反转/翻转 x 的第 0 位（保持其他位不变）。

Consider whether x can have values besides 0x0 and 0x1? When x is a single bit field, it can have only values 0x0 and 0x1, but when x is an int (char/short/long/etc), bits besides bit0 can affect the result of the expression.

考虑 x 是否可以有除 0x0 和 0x1 之外的值？
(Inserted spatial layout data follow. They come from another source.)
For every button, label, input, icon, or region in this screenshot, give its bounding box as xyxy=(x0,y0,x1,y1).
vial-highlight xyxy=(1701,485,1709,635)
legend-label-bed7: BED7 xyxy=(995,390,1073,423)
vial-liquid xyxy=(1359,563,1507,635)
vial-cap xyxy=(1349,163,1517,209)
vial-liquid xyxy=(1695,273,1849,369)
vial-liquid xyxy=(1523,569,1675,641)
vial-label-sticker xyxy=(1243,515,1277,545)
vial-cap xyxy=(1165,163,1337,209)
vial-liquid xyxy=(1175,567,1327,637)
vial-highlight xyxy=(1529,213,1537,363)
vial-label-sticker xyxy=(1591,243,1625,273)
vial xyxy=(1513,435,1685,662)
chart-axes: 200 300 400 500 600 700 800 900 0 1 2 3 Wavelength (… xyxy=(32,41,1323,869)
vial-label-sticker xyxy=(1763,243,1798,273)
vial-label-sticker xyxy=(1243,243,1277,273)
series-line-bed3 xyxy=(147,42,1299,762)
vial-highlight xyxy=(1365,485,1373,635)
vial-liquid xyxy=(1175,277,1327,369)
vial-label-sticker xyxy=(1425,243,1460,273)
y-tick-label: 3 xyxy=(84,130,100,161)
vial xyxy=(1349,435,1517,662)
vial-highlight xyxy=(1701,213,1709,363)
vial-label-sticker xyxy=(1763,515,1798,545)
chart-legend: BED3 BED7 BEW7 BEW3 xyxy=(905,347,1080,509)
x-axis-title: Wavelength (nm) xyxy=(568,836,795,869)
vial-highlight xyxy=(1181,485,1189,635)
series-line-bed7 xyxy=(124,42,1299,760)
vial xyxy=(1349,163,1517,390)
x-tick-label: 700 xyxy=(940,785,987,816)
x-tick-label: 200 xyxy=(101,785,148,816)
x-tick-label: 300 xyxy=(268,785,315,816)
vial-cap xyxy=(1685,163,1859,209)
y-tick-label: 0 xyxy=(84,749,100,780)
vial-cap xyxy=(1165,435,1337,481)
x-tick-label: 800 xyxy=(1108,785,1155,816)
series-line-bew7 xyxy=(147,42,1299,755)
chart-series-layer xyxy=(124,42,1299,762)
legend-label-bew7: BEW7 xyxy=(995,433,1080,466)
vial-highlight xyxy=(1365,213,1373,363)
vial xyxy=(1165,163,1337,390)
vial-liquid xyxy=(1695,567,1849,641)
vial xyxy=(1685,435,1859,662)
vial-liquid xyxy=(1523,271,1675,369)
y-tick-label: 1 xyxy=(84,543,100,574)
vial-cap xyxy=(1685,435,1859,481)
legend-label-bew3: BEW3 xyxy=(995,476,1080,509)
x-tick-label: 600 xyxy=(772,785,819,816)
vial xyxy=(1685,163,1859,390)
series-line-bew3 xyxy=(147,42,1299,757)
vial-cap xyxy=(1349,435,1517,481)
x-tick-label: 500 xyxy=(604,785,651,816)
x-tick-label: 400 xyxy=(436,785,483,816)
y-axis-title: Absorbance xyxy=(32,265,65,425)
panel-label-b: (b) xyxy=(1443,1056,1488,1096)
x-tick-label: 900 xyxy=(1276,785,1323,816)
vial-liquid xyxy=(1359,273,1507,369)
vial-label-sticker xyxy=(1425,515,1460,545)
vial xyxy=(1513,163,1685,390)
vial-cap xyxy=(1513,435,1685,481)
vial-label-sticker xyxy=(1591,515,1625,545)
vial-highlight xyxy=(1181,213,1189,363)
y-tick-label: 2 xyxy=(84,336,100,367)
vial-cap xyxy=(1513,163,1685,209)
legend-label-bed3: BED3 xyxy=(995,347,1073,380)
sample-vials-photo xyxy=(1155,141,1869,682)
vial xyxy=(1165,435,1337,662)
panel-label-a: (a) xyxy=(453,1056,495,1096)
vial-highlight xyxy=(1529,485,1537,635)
当 x 是单个位字段时，它只能有 0x0 和 0x1 值，但是当 x 是 int (char/short/long/etc) 时，除 bit0 之外的位会影响表达式的结果。

The expression as given allows bits beside bit0 to affect the result,

给定的表达式允许位 0 旁边的位影响结果，

if ( 0 != ( x ^ 0x1 ) )

Which has equivalent truthiness as this (simpler) expression,

它与这个（更简单的）表达式具有等效的真实性，

if ( x ^ 0x1 )

Note that this expression would examine only bit0,

请注意，此表达式将仅检查位 0，

if( 0x1 & ( x ^ 0x1 ) )

So the expression as presented is really combining two expression checks,

所以所呈现的表达式实际上结合了两个表达式检查，

if( ( x & ~0x1 )  //look at all bits besides bit0
||  ( x ^ 0x1 ) ) //combine with the xor expression for bit0

Did the author intend to only check bit0, and have meant to use this expression,

作者是不是打算只检查bit0，打算用这个表达式，

if( 0x1 & ( x ^ 0x1 ) )

Or did the author intend to comingle the values for bit1-bitN and the xor of bit0?

还是作者打算混合 bit1-bitN 的值和 bit0 的异或？